HashSet類註釋翻譯、fast-fail、源碼分析

沒看過HashMap源碼的,先看HashMap:http://blog.csdn.net/disiwei1012/article/details/73530598

一、類註釋翻譯

This class implements the <tt> Set</tt> interface, backed by a hash table
(actually a <tt>HashMap </tt> instance).  It makes no guarantees as to the
iteration order of the set; in particular, it does not guarantee that the
order will remain constant over time.  This class permits the <tt> null</tt>
element.

HashSet類實現了Set接口,底層由hash表支持(基於HashMap實現)。不能保證集合的迭代順序;特別是它不能保證元素的順序不隨時間而改變。
HashSet允許Null類型的元素。

This class offers constant time performance for the basic operations
( <tt>add </tt> , <tt> remove </tt>, <tt> contains</tt> and <tt> size</tt> ),
assuming the hash function disperses the elements properly among the
buckets.  Iterating over this set requires time proportional to the sum of
the <tt>HashSet </tt> instance's size (the number of elements) plus the
"capacity" of the backing <tt> HashMap</tt> instance (the number of
buckets).  Thus, it's very important not to set the initial capacity too
high (or the load factor too low) if iteration performance is important.
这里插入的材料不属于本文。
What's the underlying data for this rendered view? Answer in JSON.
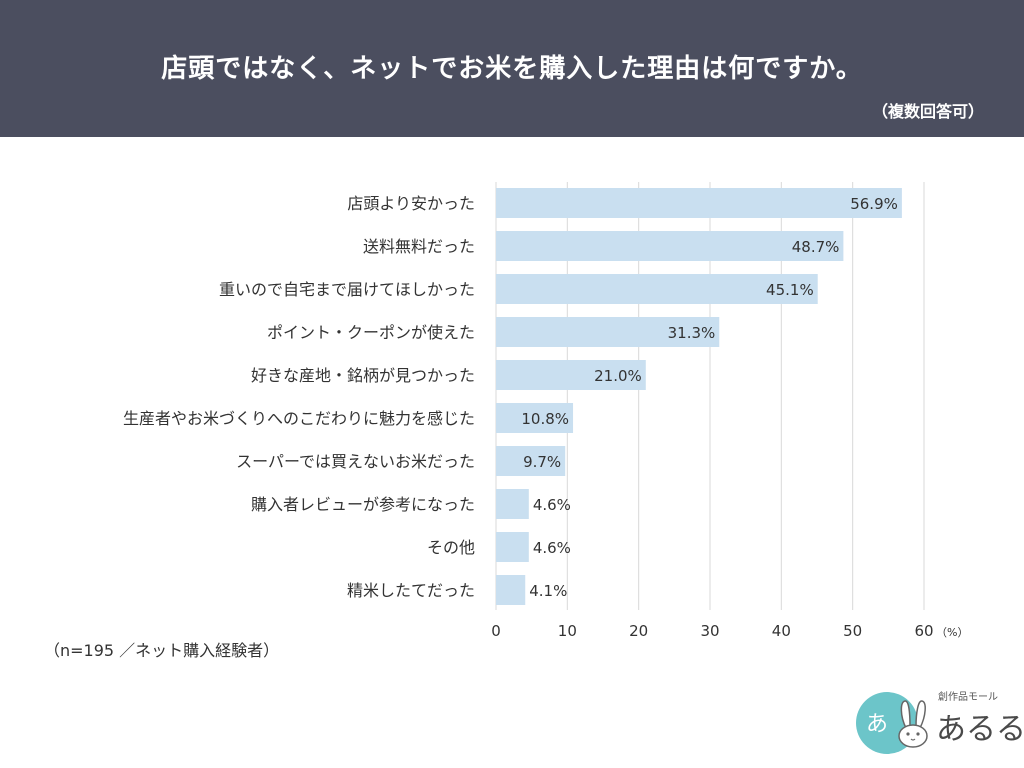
{
  "header": {
    "title": "店頭ではなく、ネットでお米を購入した理由は何ですか。",
    "subtitle": "（複数回答可）"
  },
  "chart_data": {
    "type": "bar",
    "orientation": "horizontal",
    "categories": [
      "店頭より安かった",
      "送料無料だった",
      "重いので自宅まで届けてほしかった",
      "ポイント・クーポンが使えた",
      "好きな産地・銘柄が見つかった",
      "生産者やお米づくりへのこだわりに魅力を感じた",
      "スーパーでは買えないお米だった",
      "購入者レビューが参考になった",
      "その他",
      "精米したてだった"
    ],
    "values": [
      56.9,
      48.7,
      45.1,
      31.3,
      21.0,
      10.8,
      9.7,
      4.6,
      4.6,
      4.1
    ],
    "value_labels": [
      "56.9%",
      "48.7%",
      "45.1%",
      "31.3%",
      "21.0%",
      "10.8%",
      "9.7%",
      "4.6%",
      "4.6%",
      "4.1%"
    ],
    "xlim": [
      0,
      60
    ],
    "xticks": [
      "0",
      "10",
      "20",
      "30",
      "40",
      "50",
      "60"
    ],
    "xunit": "（%）",
    "grid": "vertical",
    "bar_color": "#c9dff0",
    "label_color": "#333333"
  },
  "footnote": "（n=195 ／ネット購入経験者）",
  "logo": {
    "brand_small": "創作品モール",
    "brand_main": "あるる",
    "circle_text": "あ"
  },
  "colors": {
    "header_bg": "#4b4e5f",
    "grid": "#d9d9d9",
    "logo_teal": "#6cc5c9"
  }
}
如果hash函數能夠在桶中合理的分散元素,HashSet能夠爲該類基本的操作(add、remove、contains、size)提供效率的保證。
迭代HashSet集合需要的時間是和集合元素的數量以及桶的大小成比例的。由此,如果想提高效率,就不要將集合的初始容量設置太大(或者加載因子設置太小)

Note that this implementation is not synchronized.</strong>
If multiple threads access a hash set concurrently, and at least one of
the threads modifies the set, it <i> must</i> be synchronized externally.
This is typically accomplished by synchronizing on some object that
naturally encapsulates the set.
If no such object exists, the set should be "wrapped" using the
{@link Collections#synchronizedSet Collections.synchronizedSet}
method.  This is best done at creation time, to prevent accidental
unsynchronized access to the set: <pre>
     Set s = Collections.synchronizedSet(new HashSet(...));</pre>

HashSet類不是同步的,如果多個線程同時訪問這個集合,並且大於等於一個線程對集合進行修改,那麼必須要保證同步。
典型的實現方式是:通過同步一些對象(該集合中的元素都報錯在該對象中,例如同步HashSet集合中的map對象)。
如果這種對象不存在,又想同步集合,可以這樣寫:

Collections.synchronizedSet(new HashSet(...))
The iterators returned by this class's <tt> iterator</tt> method are
fail - fast</i> : if the set is modified at any time after the iterator is
created, in any way except through the iterator's own <tt> remove</tt>
method, the Iterator throws a {@link ConcurrentModificationException}.
Thus, in the face of concurrent modification, the iterator fails quickly
and cleanly, rather than risking arbitrary, non- deterministic behavior at
an undetermined time in the future.

Note that the fail - fast behavior of an iterator cannot be guaranteed
as it is, generally speaking, impossible to make any hard guarantees in the
presence of unsynchronized concurrent modification.  Fail- fast iterators
throw <tt>ConcurrentModificationException </tt> on a best- effort basis.
Therefore, it would be wrong to write a program that depended on this
exception for its correctness: <i> the fail- fast behavior of iterators
should be used only to detect bugs. </i>

通過集合的iterator方法可以返回迭代器。這個迭代器實現了快速報錯。快速報錯(fail-fast):如果在生成迭代器後,集合被修改(除了迭代器remove方法),迭代器將拋出異常ConcurrentModificationException。
因此,在併發修改的情況下,迭代器會迅速失敗,而不會去等待。
注意,也不能保證在非併發修改的情況下,快速報錯不會被觸發,迭代器只能盡力而爲。
因此,不應該編寫一段依賴ConcurrentModificationException異常的程序。迭代器的快速報錯應該只用於檢測Bug.

二、快速報錯fail - fast的小例子

快速報錯,是指當有其他線程對一個容器(如ArrayList,HashMap)進行了結構性修改,另外一個線程在使用iterator進行迭代,那麼這個迭代線程會拋出併發修改的異常ConcurrentModificationException。
所謂結構性修改,是對原有容器的size造成影響的操作,如remove、add、clear操作等。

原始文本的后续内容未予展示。